AL: So your family, this is one of the things that confused me, because there's like five addresses listed for your family right before Pearl Harbor, or four. Your family, were you living in Ocean Park when Pearl Harbor happened, or were you already on Terminal Island?

GW: No, we were on Terminal Island, just moved to Terminal Island.

AL: So why did your family move to Terminal Island?

GW: Because that's when my dad was fishing, moved his boat to Terminal Island, and that's where the canneries were. He would go out from Terminal Island and then come back and drop his fish for the cannery.

AL: What was it like moving from a Jewish neighborhood to Terminal Island?

GW: I guess it was like night and day, because a lot of the Terminal Island kids, the only thing they spoke was Japanese. I didn't speak Japanese, so I was like an outsider to a lot of the kids, and we'd get picked on, Jeanne and I at that age going to school.
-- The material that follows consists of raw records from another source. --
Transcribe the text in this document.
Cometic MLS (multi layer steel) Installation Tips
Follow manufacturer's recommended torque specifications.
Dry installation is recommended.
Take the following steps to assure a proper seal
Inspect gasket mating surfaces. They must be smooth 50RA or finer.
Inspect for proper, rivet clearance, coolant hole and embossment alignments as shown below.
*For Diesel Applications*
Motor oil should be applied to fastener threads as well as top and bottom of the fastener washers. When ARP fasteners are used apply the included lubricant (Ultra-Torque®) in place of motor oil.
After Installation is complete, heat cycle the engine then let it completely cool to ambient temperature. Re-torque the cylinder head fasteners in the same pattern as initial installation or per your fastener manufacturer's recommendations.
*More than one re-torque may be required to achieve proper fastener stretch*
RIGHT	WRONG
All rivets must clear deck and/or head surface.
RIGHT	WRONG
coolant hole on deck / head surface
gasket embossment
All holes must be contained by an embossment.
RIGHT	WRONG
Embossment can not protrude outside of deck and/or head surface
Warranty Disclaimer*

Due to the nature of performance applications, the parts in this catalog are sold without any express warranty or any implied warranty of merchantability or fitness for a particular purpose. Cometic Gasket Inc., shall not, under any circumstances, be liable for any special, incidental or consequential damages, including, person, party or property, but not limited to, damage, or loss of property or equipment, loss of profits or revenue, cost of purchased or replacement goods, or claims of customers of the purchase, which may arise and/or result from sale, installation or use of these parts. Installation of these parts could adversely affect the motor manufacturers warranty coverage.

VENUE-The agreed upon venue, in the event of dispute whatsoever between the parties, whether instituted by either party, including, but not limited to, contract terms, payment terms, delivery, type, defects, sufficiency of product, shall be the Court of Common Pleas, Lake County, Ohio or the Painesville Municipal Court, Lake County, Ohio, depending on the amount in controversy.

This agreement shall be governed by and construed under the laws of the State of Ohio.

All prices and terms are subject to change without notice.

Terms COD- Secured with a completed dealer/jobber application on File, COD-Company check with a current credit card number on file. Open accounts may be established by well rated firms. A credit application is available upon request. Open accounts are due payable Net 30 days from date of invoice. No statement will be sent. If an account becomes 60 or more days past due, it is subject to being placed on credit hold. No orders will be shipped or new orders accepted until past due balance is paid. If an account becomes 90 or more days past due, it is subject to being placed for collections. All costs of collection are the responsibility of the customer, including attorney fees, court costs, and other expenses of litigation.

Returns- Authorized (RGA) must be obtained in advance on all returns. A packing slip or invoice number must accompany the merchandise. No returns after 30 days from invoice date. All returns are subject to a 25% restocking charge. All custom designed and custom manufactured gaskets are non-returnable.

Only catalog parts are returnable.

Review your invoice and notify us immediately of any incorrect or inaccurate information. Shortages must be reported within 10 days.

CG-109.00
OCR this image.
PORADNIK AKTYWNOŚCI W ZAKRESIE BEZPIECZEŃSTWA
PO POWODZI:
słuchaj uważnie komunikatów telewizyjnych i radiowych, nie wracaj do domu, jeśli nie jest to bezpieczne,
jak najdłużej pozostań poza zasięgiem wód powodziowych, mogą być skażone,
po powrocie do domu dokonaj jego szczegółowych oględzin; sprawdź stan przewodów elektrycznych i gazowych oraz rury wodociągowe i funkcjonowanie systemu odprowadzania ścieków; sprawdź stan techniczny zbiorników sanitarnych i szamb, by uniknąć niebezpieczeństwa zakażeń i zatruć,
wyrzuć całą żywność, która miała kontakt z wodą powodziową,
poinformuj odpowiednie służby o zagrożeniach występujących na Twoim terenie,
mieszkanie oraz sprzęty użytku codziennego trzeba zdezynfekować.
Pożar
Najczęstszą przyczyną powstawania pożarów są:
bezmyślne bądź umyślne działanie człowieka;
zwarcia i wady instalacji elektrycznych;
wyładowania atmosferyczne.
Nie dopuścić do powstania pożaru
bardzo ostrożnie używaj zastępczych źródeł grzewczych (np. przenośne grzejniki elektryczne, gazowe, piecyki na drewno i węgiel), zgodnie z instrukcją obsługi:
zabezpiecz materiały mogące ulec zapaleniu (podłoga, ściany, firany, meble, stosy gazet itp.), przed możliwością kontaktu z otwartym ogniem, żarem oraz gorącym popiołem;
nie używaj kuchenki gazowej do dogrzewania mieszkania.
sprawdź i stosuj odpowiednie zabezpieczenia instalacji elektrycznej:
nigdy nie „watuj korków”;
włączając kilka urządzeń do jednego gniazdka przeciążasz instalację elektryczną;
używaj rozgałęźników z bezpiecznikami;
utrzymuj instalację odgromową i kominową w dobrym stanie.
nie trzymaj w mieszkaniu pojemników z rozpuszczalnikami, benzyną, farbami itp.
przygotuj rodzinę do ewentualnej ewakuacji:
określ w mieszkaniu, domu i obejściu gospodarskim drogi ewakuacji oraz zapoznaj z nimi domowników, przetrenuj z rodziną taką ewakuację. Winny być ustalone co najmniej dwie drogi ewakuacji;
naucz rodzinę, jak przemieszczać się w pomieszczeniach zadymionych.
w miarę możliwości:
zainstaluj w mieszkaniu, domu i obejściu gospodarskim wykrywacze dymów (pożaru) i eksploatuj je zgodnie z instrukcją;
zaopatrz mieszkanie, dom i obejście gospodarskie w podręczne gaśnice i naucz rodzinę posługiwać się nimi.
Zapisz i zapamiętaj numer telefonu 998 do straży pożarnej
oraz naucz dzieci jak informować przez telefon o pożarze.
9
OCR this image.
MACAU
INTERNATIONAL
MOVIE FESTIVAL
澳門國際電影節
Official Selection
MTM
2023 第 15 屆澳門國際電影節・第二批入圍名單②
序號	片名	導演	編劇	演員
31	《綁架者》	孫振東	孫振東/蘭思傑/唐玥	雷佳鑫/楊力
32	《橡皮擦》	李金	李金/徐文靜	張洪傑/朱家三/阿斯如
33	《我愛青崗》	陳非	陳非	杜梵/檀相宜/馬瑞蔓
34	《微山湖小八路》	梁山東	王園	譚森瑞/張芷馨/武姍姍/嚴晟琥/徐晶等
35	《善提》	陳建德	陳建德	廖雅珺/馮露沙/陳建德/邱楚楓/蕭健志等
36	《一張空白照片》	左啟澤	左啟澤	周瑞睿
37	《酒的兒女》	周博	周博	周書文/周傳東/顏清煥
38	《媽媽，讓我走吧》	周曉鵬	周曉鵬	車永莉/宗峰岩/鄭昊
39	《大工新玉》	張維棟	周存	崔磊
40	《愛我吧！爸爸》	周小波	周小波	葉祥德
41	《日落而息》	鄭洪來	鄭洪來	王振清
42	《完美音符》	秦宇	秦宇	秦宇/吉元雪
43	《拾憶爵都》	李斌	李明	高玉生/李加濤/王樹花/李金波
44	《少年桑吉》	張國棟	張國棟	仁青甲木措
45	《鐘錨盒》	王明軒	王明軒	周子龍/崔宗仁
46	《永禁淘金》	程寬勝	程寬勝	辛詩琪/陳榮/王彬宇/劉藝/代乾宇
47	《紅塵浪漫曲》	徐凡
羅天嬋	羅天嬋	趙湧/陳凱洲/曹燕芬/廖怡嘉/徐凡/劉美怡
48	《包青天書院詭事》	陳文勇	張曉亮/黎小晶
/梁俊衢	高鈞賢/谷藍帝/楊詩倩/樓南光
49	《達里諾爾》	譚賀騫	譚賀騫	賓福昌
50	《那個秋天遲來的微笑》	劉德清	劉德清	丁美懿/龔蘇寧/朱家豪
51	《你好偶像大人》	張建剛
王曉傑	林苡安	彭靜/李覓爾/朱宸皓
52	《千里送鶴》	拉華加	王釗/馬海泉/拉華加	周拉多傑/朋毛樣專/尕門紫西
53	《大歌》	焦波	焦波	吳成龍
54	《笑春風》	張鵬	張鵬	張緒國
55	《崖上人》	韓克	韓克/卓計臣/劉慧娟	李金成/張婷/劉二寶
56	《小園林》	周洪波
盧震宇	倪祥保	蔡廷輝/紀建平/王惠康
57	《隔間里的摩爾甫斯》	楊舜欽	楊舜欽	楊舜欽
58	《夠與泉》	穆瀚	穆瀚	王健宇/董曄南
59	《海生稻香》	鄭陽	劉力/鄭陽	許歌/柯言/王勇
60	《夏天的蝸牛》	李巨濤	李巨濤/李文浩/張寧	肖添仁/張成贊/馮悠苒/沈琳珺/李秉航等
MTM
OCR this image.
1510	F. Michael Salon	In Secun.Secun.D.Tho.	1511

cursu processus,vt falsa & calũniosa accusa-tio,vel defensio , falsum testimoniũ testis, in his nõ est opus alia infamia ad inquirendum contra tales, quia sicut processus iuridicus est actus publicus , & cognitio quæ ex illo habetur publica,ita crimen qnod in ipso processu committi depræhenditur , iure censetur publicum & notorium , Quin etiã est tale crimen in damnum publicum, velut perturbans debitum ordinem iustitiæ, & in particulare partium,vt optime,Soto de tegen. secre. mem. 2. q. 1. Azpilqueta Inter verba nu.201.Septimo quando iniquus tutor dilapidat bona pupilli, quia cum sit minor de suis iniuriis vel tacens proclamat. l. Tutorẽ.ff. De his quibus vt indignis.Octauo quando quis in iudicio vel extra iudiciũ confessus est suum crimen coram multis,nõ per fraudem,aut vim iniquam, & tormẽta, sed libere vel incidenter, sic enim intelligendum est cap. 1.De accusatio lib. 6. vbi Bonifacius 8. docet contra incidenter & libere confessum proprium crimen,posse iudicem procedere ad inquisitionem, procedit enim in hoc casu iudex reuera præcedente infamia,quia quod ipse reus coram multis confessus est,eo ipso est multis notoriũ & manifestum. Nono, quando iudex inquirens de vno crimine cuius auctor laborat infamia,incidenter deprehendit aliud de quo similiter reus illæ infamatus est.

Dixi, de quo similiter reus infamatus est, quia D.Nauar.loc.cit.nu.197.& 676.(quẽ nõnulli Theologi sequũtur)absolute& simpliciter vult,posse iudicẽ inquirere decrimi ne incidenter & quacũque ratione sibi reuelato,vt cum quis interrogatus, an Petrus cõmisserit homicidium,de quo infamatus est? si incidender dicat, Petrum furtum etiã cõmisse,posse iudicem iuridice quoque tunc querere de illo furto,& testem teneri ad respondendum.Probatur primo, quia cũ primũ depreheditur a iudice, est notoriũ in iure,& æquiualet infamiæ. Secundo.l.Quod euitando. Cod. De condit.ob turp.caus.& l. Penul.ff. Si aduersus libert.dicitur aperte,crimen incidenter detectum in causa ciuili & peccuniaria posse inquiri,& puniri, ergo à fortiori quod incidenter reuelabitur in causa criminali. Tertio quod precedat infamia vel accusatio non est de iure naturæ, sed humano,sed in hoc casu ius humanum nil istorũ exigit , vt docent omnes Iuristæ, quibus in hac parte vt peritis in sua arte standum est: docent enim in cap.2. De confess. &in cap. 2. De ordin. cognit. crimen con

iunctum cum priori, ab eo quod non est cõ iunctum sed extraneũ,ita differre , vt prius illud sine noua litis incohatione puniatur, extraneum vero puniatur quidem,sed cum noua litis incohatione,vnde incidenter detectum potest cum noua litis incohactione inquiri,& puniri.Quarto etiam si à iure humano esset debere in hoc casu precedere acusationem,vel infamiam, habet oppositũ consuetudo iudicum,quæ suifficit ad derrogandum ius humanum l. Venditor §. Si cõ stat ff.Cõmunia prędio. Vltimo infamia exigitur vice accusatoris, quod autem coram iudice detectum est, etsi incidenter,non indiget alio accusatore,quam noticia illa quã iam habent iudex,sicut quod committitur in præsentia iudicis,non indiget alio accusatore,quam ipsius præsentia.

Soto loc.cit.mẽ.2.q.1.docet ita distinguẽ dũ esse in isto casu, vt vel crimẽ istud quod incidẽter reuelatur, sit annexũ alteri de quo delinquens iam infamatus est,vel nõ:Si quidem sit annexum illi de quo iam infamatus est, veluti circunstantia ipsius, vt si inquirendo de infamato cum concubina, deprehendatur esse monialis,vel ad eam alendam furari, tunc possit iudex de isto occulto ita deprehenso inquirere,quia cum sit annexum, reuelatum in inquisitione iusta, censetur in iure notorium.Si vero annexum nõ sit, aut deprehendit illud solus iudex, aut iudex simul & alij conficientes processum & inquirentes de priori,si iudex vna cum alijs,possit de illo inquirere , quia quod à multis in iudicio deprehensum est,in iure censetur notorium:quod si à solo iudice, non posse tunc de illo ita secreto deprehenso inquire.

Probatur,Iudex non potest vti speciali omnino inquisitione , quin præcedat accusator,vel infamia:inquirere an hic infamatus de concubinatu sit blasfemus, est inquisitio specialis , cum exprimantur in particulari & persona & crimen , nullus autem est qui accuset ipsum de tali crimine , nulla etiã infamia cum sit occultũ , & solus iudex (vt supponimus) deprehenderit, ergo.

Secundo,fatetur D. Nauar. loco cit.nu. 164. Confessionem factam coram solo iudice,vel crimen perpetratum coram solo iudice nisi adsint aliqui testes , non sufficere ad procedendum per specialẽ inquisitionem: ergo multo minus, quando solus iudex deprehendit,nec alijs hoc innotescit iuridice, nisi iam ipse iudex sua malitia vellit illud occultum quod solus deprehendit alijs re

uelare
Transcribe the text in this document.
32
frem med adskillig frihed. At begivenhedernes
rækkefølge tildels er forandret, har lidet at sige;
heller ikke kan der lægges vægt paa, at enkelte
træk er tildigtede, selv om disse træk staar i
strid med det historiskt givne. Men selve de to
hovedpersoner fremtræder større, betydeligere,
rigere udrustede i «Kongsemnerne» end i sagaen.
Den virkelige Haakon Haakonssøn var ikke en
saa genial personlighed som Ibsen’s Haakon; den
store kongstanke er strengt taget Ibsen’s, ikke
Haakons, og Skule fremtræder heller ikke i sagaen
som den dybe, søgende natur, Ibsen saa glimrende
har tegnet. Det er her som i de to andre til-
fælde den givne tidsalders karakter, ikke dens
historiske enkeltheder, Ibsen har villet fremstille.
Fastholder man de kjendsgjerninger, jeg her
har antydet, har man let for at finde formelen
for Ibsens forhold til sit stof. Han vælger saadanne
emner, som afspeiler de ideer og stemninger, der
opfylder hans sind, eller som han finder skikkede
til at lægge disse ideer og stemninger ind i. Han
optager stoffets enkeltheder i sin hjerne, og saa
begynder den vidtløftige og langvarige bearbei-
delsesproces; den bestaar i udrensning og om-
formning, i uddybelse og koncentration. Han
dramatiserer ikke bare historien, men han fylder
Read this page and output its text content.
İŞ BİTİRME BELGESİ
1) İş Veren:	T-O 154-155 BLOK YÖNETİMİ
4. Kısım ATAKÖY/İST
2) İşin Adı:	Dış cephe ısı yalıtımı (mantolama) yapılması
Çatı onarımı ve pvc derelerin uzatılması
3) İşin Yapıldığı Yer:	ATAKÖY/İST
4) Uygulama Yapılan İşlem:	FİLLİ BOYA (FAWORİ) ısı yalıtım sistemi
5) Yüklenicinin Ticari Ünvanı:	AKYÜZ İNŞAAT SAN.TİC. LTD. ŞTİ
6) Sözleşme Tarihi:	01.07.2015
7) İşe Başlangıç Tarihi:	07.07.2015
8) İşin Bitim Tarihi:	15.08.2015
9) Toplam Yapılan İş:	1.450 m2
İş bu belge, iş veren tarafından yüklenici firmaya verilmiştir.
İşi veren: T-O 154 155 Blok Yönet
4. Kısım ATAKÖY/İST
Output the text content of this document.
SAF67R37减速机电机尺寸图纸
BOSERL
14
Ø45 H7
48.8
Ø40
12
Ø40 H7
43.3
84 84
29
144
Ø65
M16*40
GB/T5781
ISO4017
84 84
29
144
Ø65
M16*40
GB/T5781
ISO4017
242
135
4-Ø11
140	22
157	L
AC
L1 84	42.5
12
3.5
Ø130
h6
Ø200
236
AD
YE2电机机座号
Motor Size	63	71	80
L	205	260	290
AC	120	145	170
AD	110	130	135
That's why they called the yogores when they came out of Terminal Island, Terminal Islanders when they left for camp, they were the rough ones. [Laughs]

AL: How do you translate yogore?

GW: As "hoodlums." [Laughs] That's the best description, I think, is we call them hoodlums because they were very rough and tough.

AL: So they were rough on you?

GW: In a way, but I never got into too many fights. I don't remember fighting too much when I was in Terminal Island.

AL: How long were you guys living there before the war?

GW: That's what I can't remember. I don't remember if we stayed there almost like six months or more than that. But it's just like a period of time just went like that, to me, that we lived in Terminal Island.

AL: Did your mom work away from home at that time?

GW: Yeah, she was working in the canneries.

AL: Do you know which one?

GW: No, not really.

AL: Was your whole family on Terminal Island together, or were they already married out by that time?

GW: I think they were all married out. The only ones, I think Jeanne and I and May were the only ones living there. I don't know if Ray was there with us?

AL: How much older is Ray than you? Because it says he was in school in camp.

GW: Yeah, Ray was in school in camp. And then I remember when he left camp, he was old enough to get in the Coast Guard, so he joined the Coast Guard. He must have been seventeen or eighteen at that time when he joined the Coast Guard. But as far as Ray, let's see, he maybe was four years older than I was.